Apalagi, saat ini sepanjang garis perbatasan Kabupaten Merauke sampai Boven Digoel tersebut yang sebelumnya hanya dua batalyon infanteri,  sekarang ini ditingkatkan menjadi tiga batalyon. 
‘’Saya pikir itu untuk memudahkan kendali saya. Kalau dulu, tidak ada komandan   sector. Tapi sekarang dengan adanya komandan sector, tugas  saya semakin ringan. Kalau ada sesuatu yang terjadi saya tinggal tanya komandan sektor. 

Sebagai komandan lapangan operasi,  saya tidak langsung ke danyon  tapi ke komandan  sector,’’ kata Danrem Brigjen  Supartodi, di Makorem, Jumat, (20/2) pekan lalu.

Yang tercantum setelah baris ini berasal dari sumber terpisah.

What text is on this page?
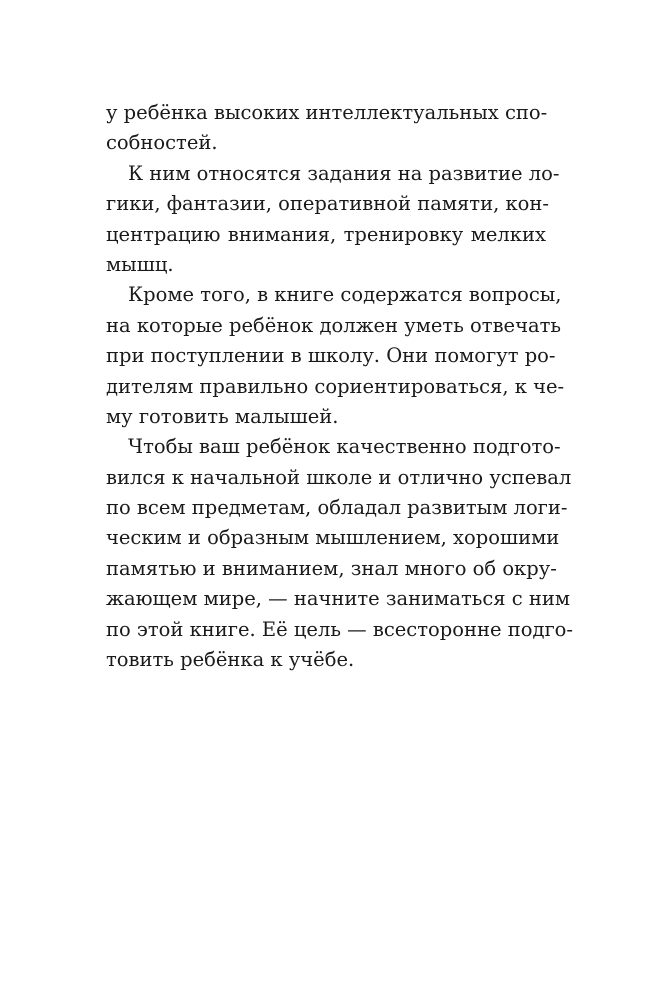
у ребёнка высоких интеллектуальных спо-
собностей.
К ним относятся задания на развитие ло-
гики, фантазии, оперативной памяти, кон-
центрацию внимания, тренировку мелких
мышц.
Кроме того, в книге содержатся вопросы,
на которые ребёнок должен уметь отвечать
при поступлении в школу. Они помогут ро-
дителям правильно сориентироваться, к че-
му готовить малышей.
Чтобы ваш ребёнок качественно подгото-
вился к начальной школе и отлично успевал
по всем предметам, обладал развитым логи-
ческим и образным мышлением, хорошими
памятью и вниманием, знал много об окру-
жающем мире, — начните заниматься с ним
по этой книге. Её цель — всесторонне подго-
товить ребёнка к учёбе.
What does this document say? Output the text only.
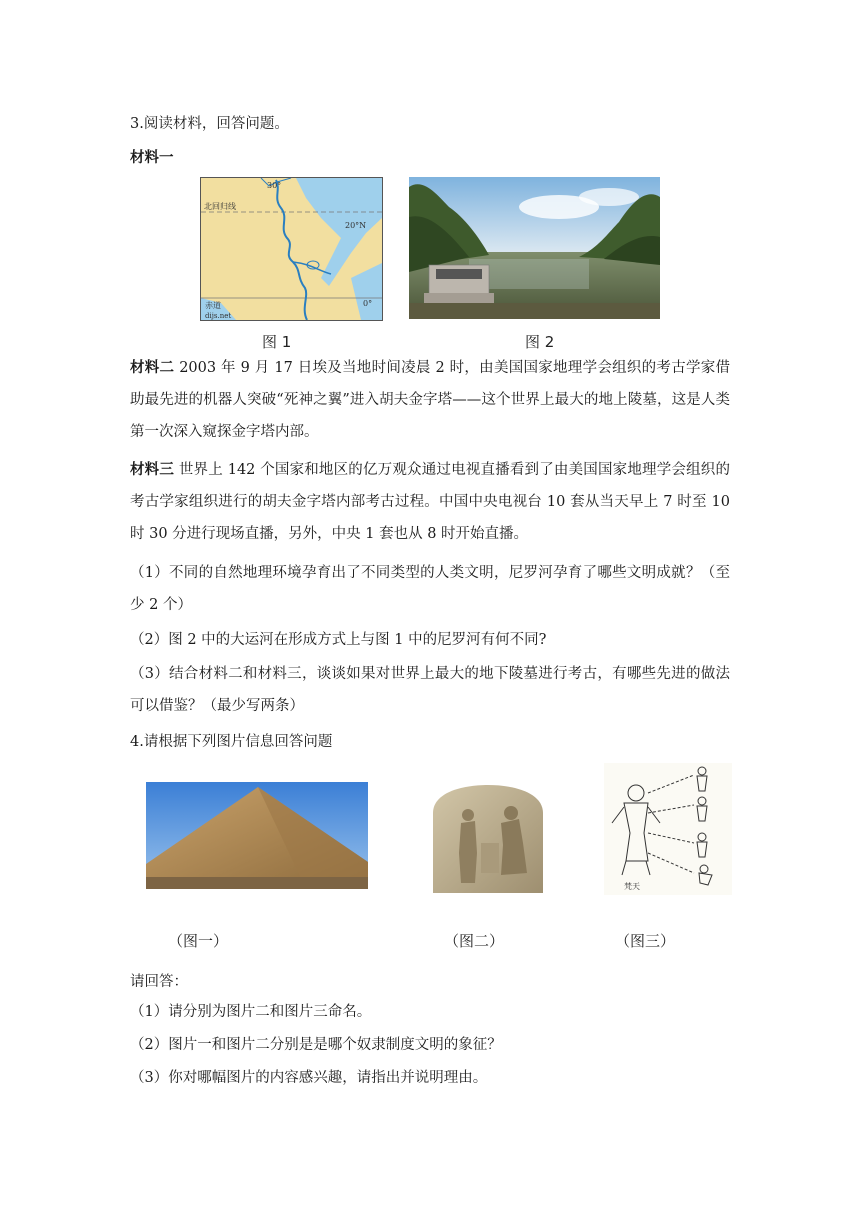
3.阅读材料，回答问题。
材料一
30°
北回归线
20°N
赤道	0°
dijs.net
图 1	图 2
材料二 2003 年 9 月 17 日埃及当地时间凌晨 2 时，由美国国家地理学会组织的考古学家借助最先进的机器人突破“死神之翼”进入胡夫金字塔——这个世界上最大的地上陵墓，这是人类第一次深入窥探金字塔内部。
材料三 世界上 142 个国家和地区的亿万观众通过电视直播看到了由美国国家地理学会组织的考古学家组织进行的胡夫金字塔内部考古过程。中国中央电视台 10 套从当天早上 7 时至 10 时 30 分进行现场直播，另外，中央 1 套也从 8 时开始直播。
（1）不同的自然地理环境孕育出了不同类型的人类文明，尼罗河孕育了哪些文明成就？（至少 2 个）
（2）图 2 中的大运河在形成方式上与图 1 中的尼罗河有何不同?
（3）结合材料二和材料三，谈谈如果对世界上最大的地下陵墓进行考古，有哪些先进的做法可以借鉴？（最少写两条）
4.请根据下列图片信息回答问题
梵天
（图一）	（图二）	（图三）
请回答：
（1）请分别为图片二和图片三命名。
（2）图片一和图片二分别是是哪个奴隶制度文明的象征？
（3）你对哪幅图片的内容感兴趣，请指出并说明理由。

Danrem menengaskan,  tugas pokok dari komandan sector tersebut sama yakni menjaga keutuhan NKRI terutama perbatasan Negara.  Dan menurutnya, sepanjang NKRI berdiri tegas, maka TNI bersama rakyat akan  jaga sampai titik darah penghabisan. ‘’Tidak boleh ada sejengkal tanahpun yang harus lepas. Kita harus jaga dan pertahankan,‘’ ujarnya.

Ditanya lebih lanjut tentang masih adanya oknum anggota TNI  di daerah tugas tersebut melakukan tindakan-tindakan arogansi Danrekm mnegakui hal tersebut.

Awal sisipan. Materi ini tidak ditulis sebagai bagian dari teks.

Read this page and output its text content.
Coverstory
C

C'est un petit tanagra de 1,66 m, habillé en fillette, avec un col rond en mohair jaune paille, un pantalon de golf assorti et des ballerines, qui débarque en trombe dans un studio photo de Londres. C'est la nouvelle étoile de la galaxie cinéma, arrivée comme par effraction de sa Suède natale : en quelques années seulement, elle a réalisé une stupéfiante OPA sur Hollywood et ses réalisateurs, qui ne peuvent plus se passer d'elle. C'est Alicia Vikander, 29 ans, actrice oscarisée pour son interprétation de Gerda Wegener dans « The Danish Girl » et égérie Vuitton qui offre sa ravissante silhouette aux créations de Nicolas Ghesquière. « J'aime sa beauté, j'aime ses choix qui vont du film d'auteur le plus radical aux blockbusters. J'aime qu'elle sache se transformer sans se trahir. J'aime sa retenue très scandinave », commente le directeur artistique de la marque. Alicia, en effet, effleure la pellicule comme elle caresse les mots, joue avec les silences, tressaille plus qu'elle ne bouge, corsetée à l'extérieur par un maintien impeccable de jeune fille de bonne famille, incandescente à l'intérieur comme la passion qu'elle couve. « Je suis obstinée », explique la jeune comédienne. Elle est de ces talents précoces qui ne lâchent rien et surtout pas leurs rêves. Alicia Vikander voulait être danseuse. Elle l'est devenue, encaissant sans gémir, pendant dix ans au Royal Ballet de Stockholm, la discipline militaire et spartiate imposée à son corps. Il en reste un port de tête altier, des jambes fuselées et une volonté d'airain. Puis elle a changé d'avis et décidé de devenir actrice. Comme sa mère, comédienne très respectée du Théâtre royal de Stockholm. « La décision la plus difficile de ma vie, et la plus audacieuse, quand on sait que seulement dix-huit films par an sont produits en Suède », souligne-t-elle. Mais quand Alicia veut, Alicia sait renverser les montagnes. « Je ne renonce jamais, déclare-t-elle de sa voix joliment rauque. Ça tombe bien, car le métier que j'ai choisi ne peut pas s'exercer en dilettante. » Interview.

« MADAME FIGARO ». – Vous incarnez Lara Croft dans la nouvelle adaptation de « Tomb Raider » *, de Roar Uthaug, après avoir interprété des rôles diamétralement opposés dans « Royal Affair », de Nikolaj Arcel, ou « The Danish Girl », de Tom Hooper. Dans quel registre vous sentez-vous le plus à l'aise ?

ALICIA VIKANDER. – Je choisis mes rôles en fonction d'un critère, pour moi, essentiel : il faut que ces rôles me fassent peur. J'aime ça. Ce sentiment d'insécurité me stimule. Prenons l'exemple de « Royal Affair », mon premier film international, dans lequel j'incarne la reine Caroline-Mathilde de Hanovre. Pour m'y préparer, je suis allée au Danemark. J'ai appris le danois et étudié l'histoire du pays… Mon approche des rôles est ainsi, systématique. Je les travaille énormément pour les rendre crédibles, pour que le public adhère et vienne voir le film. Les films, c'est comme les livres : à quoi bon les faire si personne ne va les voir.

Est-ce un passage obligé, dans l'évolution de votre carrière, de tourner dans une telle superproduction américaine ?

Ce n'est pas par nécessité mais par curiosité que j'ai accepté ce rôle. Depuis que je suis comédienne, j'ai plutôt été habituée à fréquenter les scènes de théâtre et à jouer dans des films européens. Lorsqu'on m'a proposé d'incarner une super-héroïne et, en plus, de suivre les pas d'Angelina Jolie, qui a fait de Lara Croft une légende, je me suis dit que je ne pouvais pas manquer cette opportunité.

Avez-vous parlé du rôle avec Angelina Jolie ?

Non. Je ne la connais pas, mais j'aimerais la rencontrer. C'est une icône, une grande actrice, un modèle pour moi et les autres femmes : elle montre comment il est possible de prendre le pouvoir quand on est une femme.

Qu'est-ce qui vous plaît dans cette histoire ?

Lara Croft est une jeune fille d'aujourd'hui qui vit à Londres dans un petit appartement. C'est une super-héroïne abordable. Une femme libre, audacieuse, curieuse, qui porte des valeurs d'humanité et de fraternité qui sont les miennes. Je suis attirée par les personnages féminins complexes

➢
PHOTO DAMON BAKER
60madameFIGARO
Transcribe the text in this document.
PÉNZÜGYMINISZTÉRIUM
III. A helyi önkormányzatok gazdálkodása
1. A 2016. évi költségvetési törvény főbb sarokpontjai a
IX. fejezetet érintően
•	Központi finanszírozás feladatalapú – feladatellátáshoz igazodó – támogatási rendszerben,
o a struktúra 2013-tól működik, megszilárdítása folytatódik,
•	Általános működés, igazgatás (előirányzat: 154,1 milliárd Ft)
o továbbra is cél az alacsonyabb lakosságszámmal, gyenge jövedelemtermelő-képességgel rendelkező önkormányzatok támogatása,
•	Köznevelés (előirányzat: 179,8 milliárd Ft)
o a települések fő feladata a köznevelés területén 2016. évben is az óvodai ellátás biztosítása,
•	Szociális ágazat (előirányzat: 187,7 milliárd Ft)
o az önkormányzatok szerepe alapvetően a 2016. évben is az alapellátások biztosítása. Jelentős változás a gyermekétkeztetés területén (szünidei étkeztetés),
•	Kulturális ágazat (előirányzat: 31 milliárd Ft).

‘’Saya akui masih ada oknum-oknum yang mungkin tidak mengetahui dan saya juga turut prihatin. Kadang saya menagis  kalau masih ada oknum TNI yang arogansi. Padahal secara ekonomis, kalau saya menghitung-hitung,   gaji yang diberikan  Negara itu sudah bisa menghidupi keluarga mereka dengan kondisi yang ada sekarang," jelasnya. 

"Tetapi mungkin hanya nafsu atau karena terpengaruh  dan sebagainya. Tapi itu tidak semua, hanya  oknum saja,’’ tegasnya.
Kaitannya dengan itu, Danrem meminta masyarakat termasuk wartawan jika mengetahui adanya oknum anggotanya yang masih  bertindak arogan,  untuk melaporkan kepada dirinya. 
‘’Kalau ada masyarakat yang melihat ada oknum anggota saya melakukan tindakan-tindakan arogansi dan menyakiti rakyat, silakan laporkan kepada saya. Siapa namanya,  saya pasti memproses secara hukum,’’ tutupnya.